La inutile legacy di Renzi su Twitter
Presidio, coinvolgimento, sarcasmo: Twitter è il regno di Calenda
Ammazza che brutto. Ps Secondo me ti hanno già rubato i cerchioni. Io non sono stato.
— Carlo Calenda (@CarloCalenda) September 9, 2022
I numeri gli danno ragione. Su questa piattaforma Calenda non teme rivali e naturalmente continua a crescere perché, al di là degli orientamenti politici, offre agli utenti una presenza caratterizzata da autenticità, a tratti quasi da estemporaneità, che spesso diventa una forma di intrattenimento. Calenda su Twitter è un battutista: guadagnati oltre 45mila follower dall’inizio della campagna elettorale, ovvero i numeri che Giorgia Meloni fa su tutte le piattaforme (e che, va detto, la leader di FDI fa anche qui, dove l’utenza è inferiore e dunque crescere nel 2022 è più complicato, per tutti).

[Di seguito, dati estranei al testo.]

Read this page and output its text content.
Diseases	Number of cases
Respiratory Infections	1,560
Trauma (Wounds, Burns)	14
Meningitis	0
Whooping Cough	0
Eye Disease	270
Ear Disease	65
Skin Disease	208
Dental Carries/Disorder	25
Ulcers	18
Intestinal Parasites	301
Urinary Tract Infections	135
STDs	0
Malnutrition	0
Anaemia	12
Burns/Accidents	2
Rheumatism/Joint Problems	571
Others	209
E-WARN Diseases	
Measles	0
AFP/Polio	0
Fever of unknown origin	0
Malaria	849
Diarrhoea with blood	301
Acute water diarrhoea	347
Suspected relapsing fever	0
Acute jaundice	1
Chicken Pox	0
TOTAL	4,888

Interessante rilevare che Twitter è l’unico canale social in cui Enrico Letta è cresciuto sensibilmente dall’inizio della campagna elettorale: 29mila follower in più per il segretario del PD.

TikTok: l’ultimo capolavoro di Berlusconi, nella frontiera
In chiusura, la grande novità di questa campagna elettorale: TikTok. È un social completamente diverso dai precedenti, perché fondato esclusivamente su formati video brevi, coinvolgenti, replicabili da altri utenti, in grado di generare trend e flussi di contenuto. Questo non significa che TikTok debba essere considerata la piattaforma della superficialità: non è il social dei balletti, è una piattaforma su cui c’è tutto, dai libri all’informazione, ma per affrontare la complessità bisogna saperlo usare bene.
Alcuni leader presidiano questo canale da tempo, hanno costruito il proprio seguito progressivamente e hanno trovato col tempo un proprio stile.
Altri invece sono sbarcati da poco, in cerca di fortuna all’ultimo minuto. Prevedibile in fondo che ad emergere sia chi, per formazione personale, più di tutti gli altri ha dimestichezza con il formato televisivo e con la capacità di intrattenere lo spettatore.
Su tutti i ragionamenti resta, certo, l’incognita del peso effettivo di questo social, dove c’è un’ampia percentuale di under 18 e la politica italiana non è, in generale, un trend affermato di discussione così com’è invece, ad esempio, su Twitter.
Ma una cosa è certa sin da ora: a differenza di Facebook, Instagram e Twitter, TikTok non è una piattaforma satura: chi è in grado, può crescere. E se cresce, chissà, forse può anche provare a persuadere, convincere.
L’ultima sfida di Berlusconi: avere il primato di follower sul social dei giovani
Matteo Salvini è su TikTok dal 2019, Giorgia Meloni da febbraio di quest’anno, Giuseppe Conte da aprile, Carlo Calenda e Luigi Di Maio da agosto, Silvio Berlusconi e Matteo Renzi da poco più di una settimana. Soltanto uno di loro sembra aver avuto un impatto realmente dirompente sulla piattaforma.
Non sappiamo naturalmente se e quanto questo risultato possa tradursi in voti.
Che significato può avere il successo di Berlusconi su TikTok? È la compassione degli adolescenti per l’anzianotto o è il riconoscimento del fatto che si è presentato per come è, senza voler sembrare giovane per forza?
Non siamo in grado di sapere se la capacità di intrattenimento possa avere un effetto politico e se questo possa verificarsi in misura visibile. Tuttavia una cosa Silvio Berlusconi l’ha già ottenuta: costruire un evento “social” rilevante, in grado di portarlo al centro dell’attenzione, in rete, a venti giorni dal voto.